L’alinéa quatre du même article rajoute que “toutefois, lorsque l’enquête en cours porte sur les infractions de trafic de drogue, de crime transnational organisé, d’atteinte aux systèmes de traitement automatisé de données, de blanchiment d’argent, de terrorisme et d’infractions relatives à la législation des changes et de corruption, la personne gardée à vue peut recevoir la visite de son avocat à l’expiration de la moitié de la durée maximale prévue à l’article 51 de la présente loi”.
Il faut rappeler que selon l’article 51 du CPP, la durée initiale de la garde à vue ne peut excéder 48 heures et qu’il incombe à l’OPJ d’informer immédiatement le procureur de la République et de conduire la personne gardée à vue devant lui  avant l’expiration de la durée initiale. Après avoir auditionné la personne gardée à vue et examiné le dossier de l’enquête, ledit procureur peut accorder par autorisation écrite de prolonger la garde à vue d’un nouveau délai qui ne peut excéder quarante-huit (48) heures. En plus, l’article 65 permet la prolongation de la durée initiale de la garde à vue sur autorisation écrite du procureur de la République compétent dans les cas suivants :
. Deux (2) fois, lorsqu’il s’agit d’atteinte à la sûreté de l’État.

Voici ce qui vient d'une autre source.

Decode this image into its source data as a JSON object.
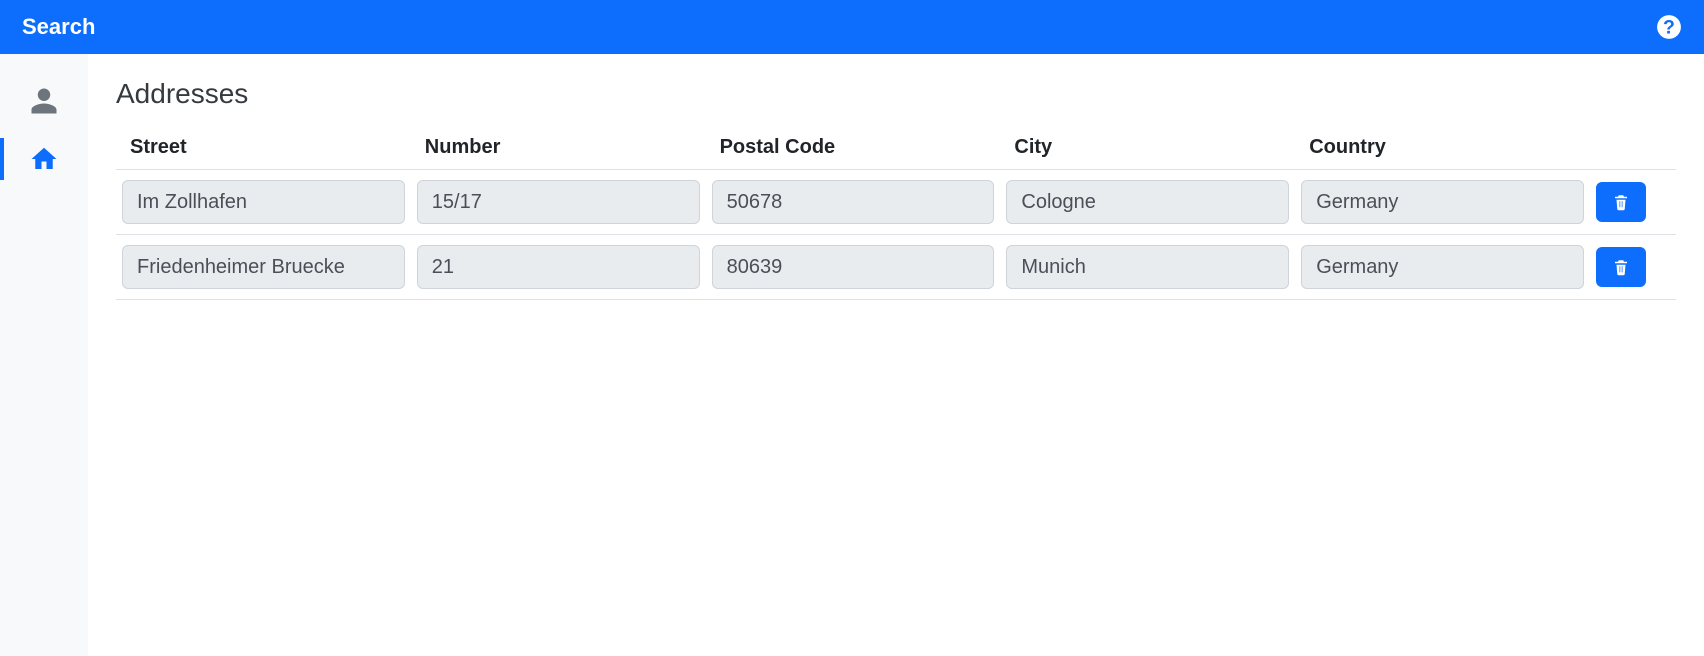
{
  "topbar": {
    "title": "Search"
  },
  "sidebar": {
    "items": [
      {
        "name": "person",
        "active": false
      },
      {
        "name": "home",
        "active": true
      }
    ]
  },
  "main": {
    "section_title": "Addresses",
    "columns": {
      "street": "Street",
      "number": "Number",
      "postal": "Postal Code",
      "city": "City",
      "country": "Country"
    },
    "rows": [
      {
        "street": "Im Zollhafen",
        "number": "15/17",
        "postal": "50678",
        "city": "Cologne",
        "country": "Germany"
      },
      {
        "street": "Friedenheimer Bruecke",
        "number": "21",
        "postal": "80639",
        "city": "Munich",
        "country": "Germany"
      }
    ]
  },
  "colors": {
    "primary": "#0d6efd",
    "muted_bg": "#e9ecef",
    "sidebar_bg": "#f8f9fa"
  }
}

. Trois (3) fois, lorsqu’il s’agit de trafic de stupéfiants, de criminalité transnationale organisée, de blanchiment d’argent et d’infractions relatives à la législation des changes et de corruption.
. Cinq (5) fois, lorsqu’il s’agit de crimes qualifiés d’actes terroristes ou subversifs.
Tout compte fait, la personne gardée à vue ne peut recevoir la visite de son avocat qu’une fois les premières 48 heures passées et pas avant l’expiration de la moitié  de la durée maximale de la garde à vue. La visite se déroule dans “un espace sécurisé garantissant le secret de l’entretien sous le regard de l’OPJ”. La durée de la visite “ne peut excéder trente (30) minutes”. Le tout est mentionné au procès-verbal. Tel est donc le contenu du “droit” de visite de l’avocat selon le nouveau CPP. À la question s’il faut  qualifier ce  soi-disant  droit de simple de visite de courtoisie, il faut répondre honnêtement que l’entretien de l’avocat avec le gardé à vue apporte toujours satisfaction à celui-là. Outre les conseils juridiques afférant à la procédure, aux chefs d’inculpation, au déroulement du procès, la présence de l’avocat au stade  de l’enquête préliminaire est une garantie contre les mauvais traitements  et représente un garde-fou contre les irrégularités procédurales. En effet, l’avocat peut toujours demander au procureur, selon l’alinéa huit de l’article 51 bis1, l’examen médical de son client pour attester les sévices corporels, et engager par la suite les procédures adéquates. En cas de vices de procédure, l’avocat peut aussi à la demande de son client acter en justice pour annuler éventuellement la procédure entachée d’irrégularité. Cela est possible puisque l’article 48 de la Constitution consacre la soumission de la garde à vue au contrôle judiciaire.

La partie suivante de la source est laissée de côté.